Charlotte Alderage spread the word about her visit to Virginia Safari Park two years ago all the way to her home in Birmingham, England, and brought her two sisters to the park last week while they were visiting relatives in Richmond.
"Coming here was certainly on my to-do list during this holiday," Alderage said. "There is nothing like this where I live and it's simply wonderful. I knew I had to bring my sisters with me this visit."
Friedel said word of mouth is the best advertisement for the park.

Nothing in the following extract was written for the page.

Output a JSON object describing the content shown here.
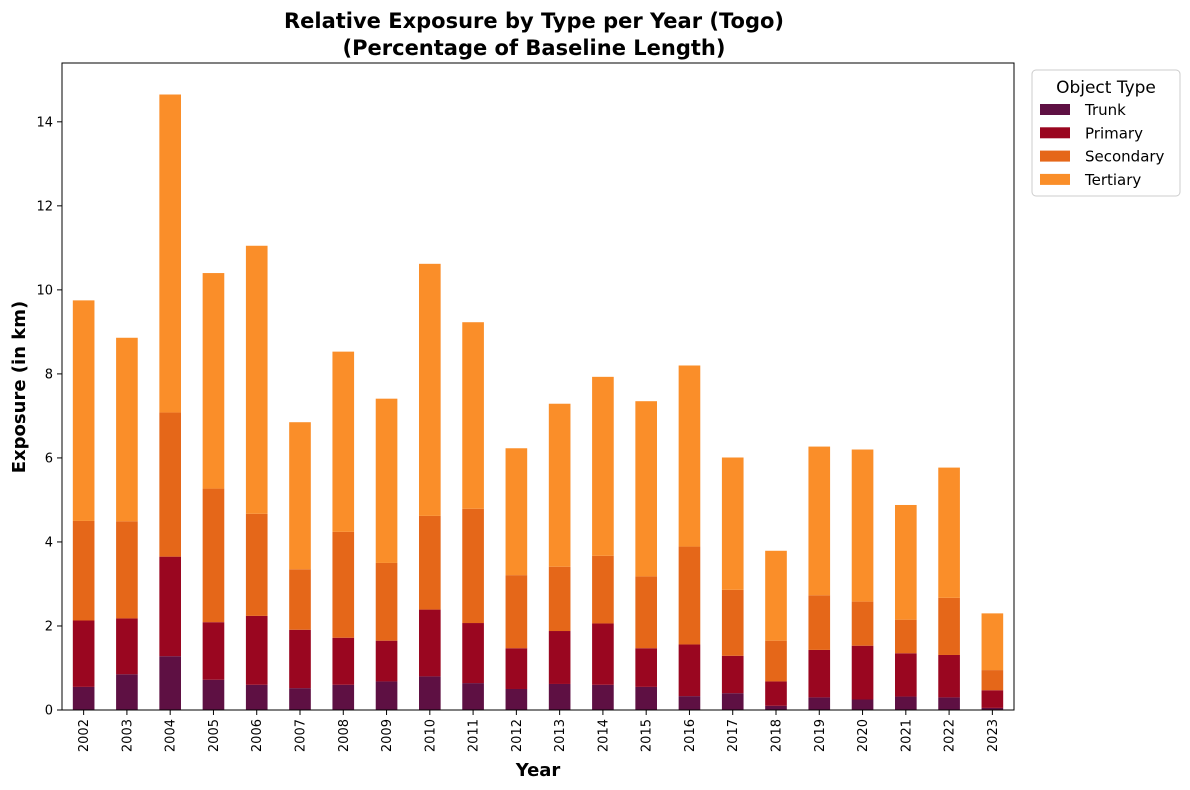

"That's how most people hear of us," she said. "Word really gets out and we are surprised at where a lot of our visitors have come from. Not too long ago, we had a Jeep pull through here with Hawaii license plates and just about everyone noticed those plates."
Friedel said she is equally surprised at how many people living within an hour's drive of Natural Bridge have never heard of Virginia Safari Park.
"We get that a lot from first-time visitors that have lived in the area for years," Friedel said. "A lot of people say they never imagined something like this right down the road for all that time and they didn't know about it."
However, Friedel said the park has its fair share of local regulars.
"We have a couple people that come pretty frequently to shoot wildlife photography because we have such a variety of species here," Friedel said. "Another woman comes pretty regularly and does sketches of all the different animals. It's great that they feel like our park is the best place to watch these animals in a natural environment.
"It doesn't get more natural than out here," she said. "We are really proud of our park."